In Huh, Eunho Yang, Sung Ju Hwang, and Jinwoo Shin | NeurIPS 2020
Full paper: arxiv.org/abs/2007.11362
Time-reversal symmetry, which requires that the dynamics of a system should not change with the reversal of time axis, is a fundamental property that frequently holds in classical and quantum mechanics. In this paper, we propose a novel loss function that measures how well our ordinary differential equation (ODE) networks comply with this time-reversal symmetry; it is formally defined by the discrepancy in the time evolutions of ODE networks between forward and backward dynamics. Then, we design a new framework, which we name as Time-Reversal Symmetric ODE Networks (TRS-ODENs), that can learn the dynamics of physical systems more sample-efficiently by learning with the proposed loss function. We evaluate TRS-ODENs on several classical dynamics, and find they can learn the desired time evolution from observed noisy and complex trajectories.

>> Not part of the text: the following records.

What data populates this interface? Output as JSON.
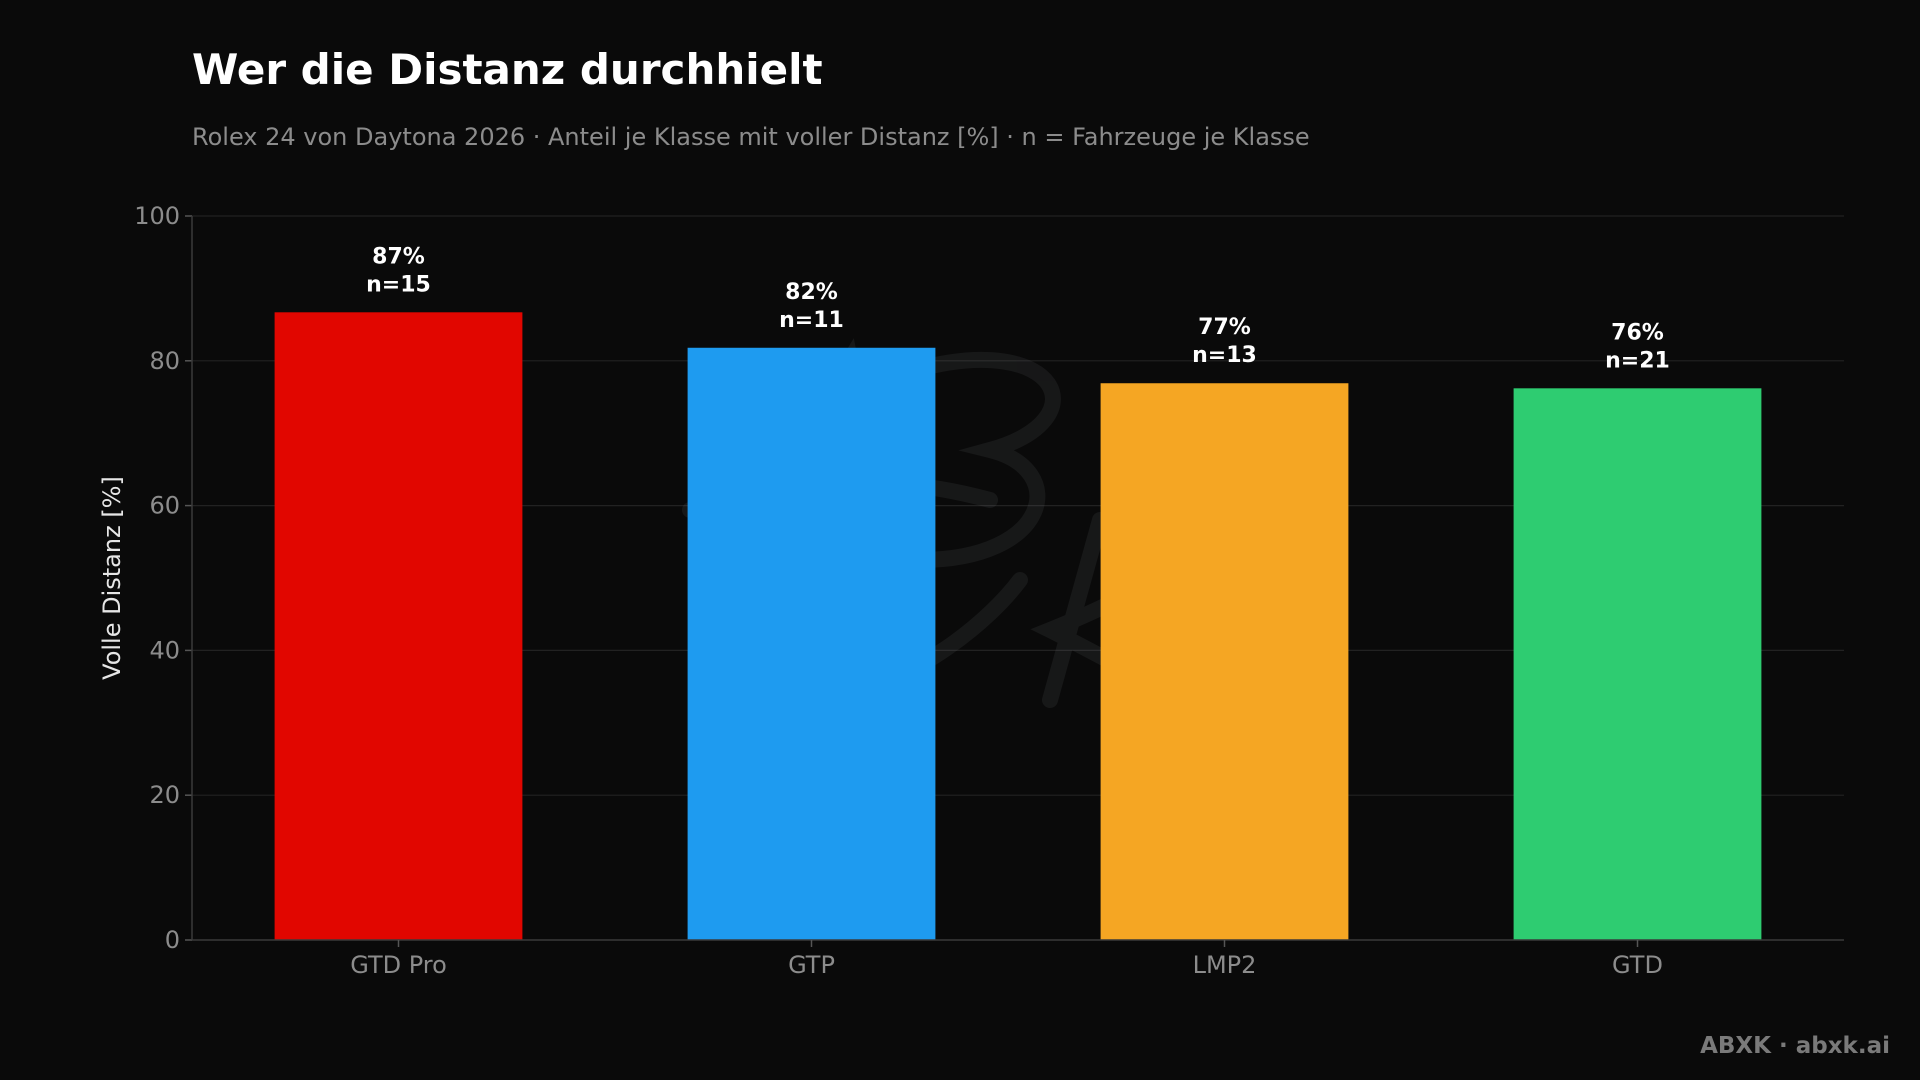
{
  "chart_data": {
    "type": "bar",
    "title": "Wer die Distanz durchhielt",
    "subtitle": "Rolex 24 von Daytona 2026 · Anteil je Klasse mit voller Distanz [%] · n = Fahrzeuge je Klasse",
    "xlabel": "",
    "ylabel": "Volle Distanz [%]",
    "ylim": [
      0,
      100
    ],
    "yticks": [
      0,
      20,
      40,
      60,
      80,
      100
    ],
    "grid": true,
    "categories": [
      "GTD Pro",
      "GTP",
      "LMP2",
      "GTD"
    ],
    "values": [
      86.7,
      81.8,
      76.9,
      76.2
    ],
    "value_labels": [
      "87%",
      "82%",
      "77%",
      "76%"
    ],
    "counts": [
      "n=15",
      "n=11",
      "n=13",
      "n=21"
    ],
    "colors": [
      "#e10600",
      "#1e9bf0",
      "#f5a623",
      "#2ecc71"
    ]
  },
  "watermark": "ABXK",
  "footer": "ABXK · abxk.ai"
}
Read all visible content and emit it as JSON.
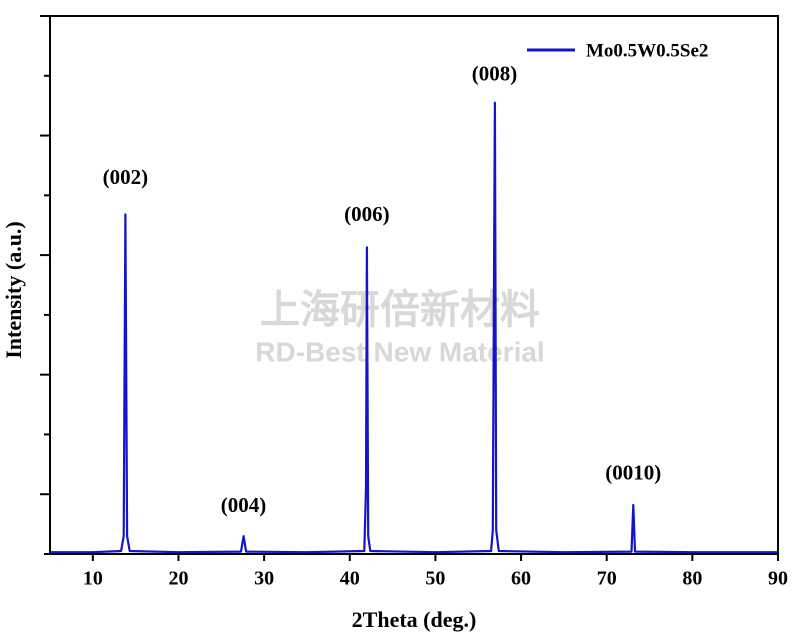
{
  "chart_data": {
    "type": "line",
    "x_label": "2Theta (deg.)",
    "y_label": "Intensity (a.u.)",
    "x": [
      5,
      10,
      13.3,
      13.6,
      13.8,
      14.0,
      14.3,
      20,
      27.3,
      27.6,
      27.9,
      35,
      41.7,
      41.9,
      42.0,
      42.15,
      42.4,
      50,
      56.5,
      56.7,
      56.85,
      56.95,
      57.1,
      57.4,
      65,
      72.9,
      73.1,
      73.3,
      80,
      90
    ],
    "series": [
      {
        "name": "Mo0.5W0.5Se2",
        "color": "#1414c8",
        "values": [
          0.03,
          0.03,
          0.05,
          0.3,
          5.68,
          0.3,
          0.05,
          0.03,
          0.04,
          0.3,
          0.04,
          0.03,
          0.05,
          1.1,
          5.13,
          0.3,
          0.05,
          0.03,
          0.05,
          0.4,
          4.93,
          7.55,
          0.4,
          0.05,
          0.03,
          0.04,
          0.82,
          0.04,
          0.03,
          0.03
        ]
      }
    ],
    "xlim": [
      5,
      90
    ],
    "xticks": [
      10,
      20,
      30,
      40,
      50,
      60,
      70,
      80,
      90
    ],
    "ylim": [
      0,
      9
    ],
    "yticks": [
      0,
      1,
      2,
      3,
      4,
      5,
      6,
      7,
      8,
      9
    ],
    "annotations": [
      {
        "text": "(002)",
        "x": 13.8,
        "y": 6.27
      },
      {
        "text": "(004)",
        "x": 27.6,
        "y": 0.78
      },
      {
        "text": "(006)",
        "x": 42.0,
        "y": 5.65
      },
      {
        "text": "(008)",
        "x": 56.9,
        "y": 8.0
      },
      {
        "text": "(0010)",
        "x": 73.1,
        "y": 1.33
      }
    ],
    "legend": "upper right",
    "watermark": {
      "line1": "上海研倍新材料",
      "line2": "RD-Best New Material"
    }
  }
}
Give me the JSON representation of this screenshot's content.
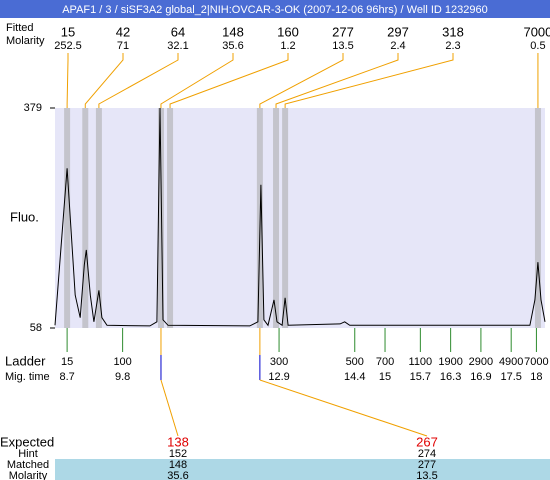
{
  "chart_data": {
    "type": "line",
    "title": "APAF1 / 3 / siSF3A2 global_2|NIH:OVCAR-3-OK (2007-12-06 96hrs) / Well ID 1232960",
    "y_label": "Fluo.",
    "ylim": [
      58,
      379
    ],
    "yticks": [
      58,
      379
    ],
    "xlim": [
      8.46,
      18.17
    ],
    "x": [
      8.46,
      8.7,
      8.86,
      8.96,
      9.04,
      9.08,
      9.16,
      9.23,
      9.33,
      9.39,
      9.49,
      10.34,
      10.48,
      10.54,
      10.6,
      10.7,
      12.32,
      12.48,
      12.54,
      12.6,
      12.68,
      12.8,
      12.86,
      12.96,
      13.02,
      13.08,
      14.11,
      14.2,
      14.3,
      17.87,
      17.97,
      18.03,
      18.09,
      18.17
    ],
    "values": [
      62,
      291,
      106,
      73,
      150,
      172,
      106,
      67,
      113,
      73,
      62,
      61,
      67,
      379,
      70,
      62,
      61,
      67,
      267,
      70,
      62,
      99,
      67,
      62,
      102,
      62,
      64,
      67,
      62,
      62,
      99,
      154,
      99,
      67
    ],
    "color": "#000000",
    "peaks": {
      "size_label": "Fitted",
      "molarity_label": "Molarity",
      "size": [
        15,
        42,
        64,
        148,
        160,
        277,
        297,
        318,
        7000
      ],
      "molarity": [
        252.5,
        71,
        32.1,
        35.6,
        1.2,
        13.5,
        2.4,
        2.3,
        0.5
      ],
      "x": [
        8.7,
        9.06,
        9.33,
        10.56,
        10.74,
        12.52,
        12.84,
        13.02,
        18.03
      ]
    },
    "ladder": {
      "label": "Ladder",
      "time_label": "Mig. time",
      "sizes": [
        15,
        100,
        300,
        500,
        700,
        1100,
        1900,
        2900,
        4900,
        7000
      ],
      "times": [
        8.7,
        9.8,
        12.9,
        14.4,
        15,
        15.7,
        16.3,
        16.9,
        17.5,
        18
      ]
    },
    "expected": {
      "labels": [
        "Expected",
        "Hint",
        "Matched",
        "Molarity"
      ],
      "expected": [
        138,
        267
      ],
      "hint": [
        152,
        274
      ],
      "matched": [
        148,
        277
      ],
      "molarity": [
        35.6,
        13.5
      ]
    }
  }
}
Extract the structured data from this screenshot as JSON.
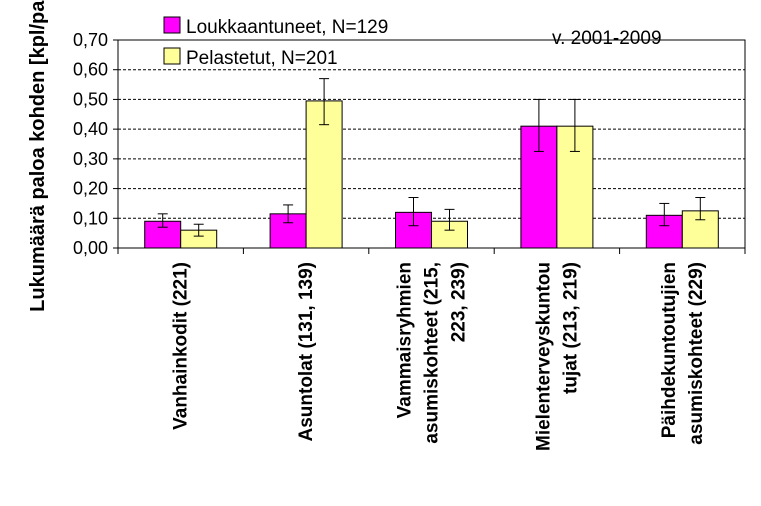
{
  "chart_data": {
    "type": "bar",
    "ylabel": "Lukumäärä paloa kohden [kpl/palo]",
    "annotation": "v. 2001-2009",
    "ylim": [
      0,
      0.7
    ],
    "yticks": [
      "0,00",
      "0,10",
      "0,20",
      "0,30",
      "0,40",
      "0,50",
      "0,60",
      "0,70"
    ],
    "grid": "horizontal dashed",
    "legend_position": "top-left",
    "categories": [
      [
        "Vanhainkodit (221)"
      ],
      [
        "Asuntolat (131, 139)"
      ],
      [
        "Vammaisryhmien",
        "asumiskohteet (215,",
        "223, 239)"
      ],
      [
        "Mielenterveyskuntou",
        "tujat (213, 219)"
      ],
      [
        "Päihdekuntoutujien",
        "asumiskohteet (229)"
      ]
    ],
    "series": [
      {
        "name": "Loukkaantuneet, N=129",
        "color": "#ff00ff",
        "values": [
          0.09,
          0.115,
          0.12,
          0.41,
          0.11
        ],
        "error": [
          [
            0.07,
            0.115
          ],
          [
            0.085,
            0.145
          ],
          [
            0.075,
            0.17
          ],
          [
            0.325,
            0.5
          ],
          [
            0.075,
            0.15
          ]
        ]
      },
      {
        "name": "Pelastetut, N=201",
        "color": "#ffff99",
        "values": [
          0.06,
          0.495,
          0.09,
          0.41,
          0.125
        ],
        "error": [
          [
            0.04,
            0.08
          ],
          [
            0.415,
            0.57
          ],
          [
            0.06,
            0.13
          ],
          [
            0.325,
            0.5
          ],
          [
            0.095,
            0.17
          ]
        ]
      }
    ]
  }
}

We also show that, even for systems that do not possess the full time-reversal symmetry, TRS-ODENs can achieve better predictive performances over baselines.
To reproduce the experiments in the paper:
- Experiment I (simple oscillators):
python3 run_exp1.py - Experiment II (non-linear oscillators):
python3 run_exp2.py - Experiment III (forced oscillators):
python3 run_exp3.py - Experiment IV (damped oscillators):
python3 run_exp4.py - Experiment V (real-world double oscillators):
python3 run_exp5.py - Experiment VI (strange attractors):
python3 run_exp6.py
To train the models with arbitrary settings:
- with synthetic Duffing oscillator dataset:
python3 train_duffing.py - with real-world oscillator dataset:
python3 train_real.py - with strange attractor dataset:
python3 train_strange.py
- Python 3.6
- Numpy 1.13.3
- Scipy 1.0.0
- Tensorflow 1.12.0
- Keras 2.2.4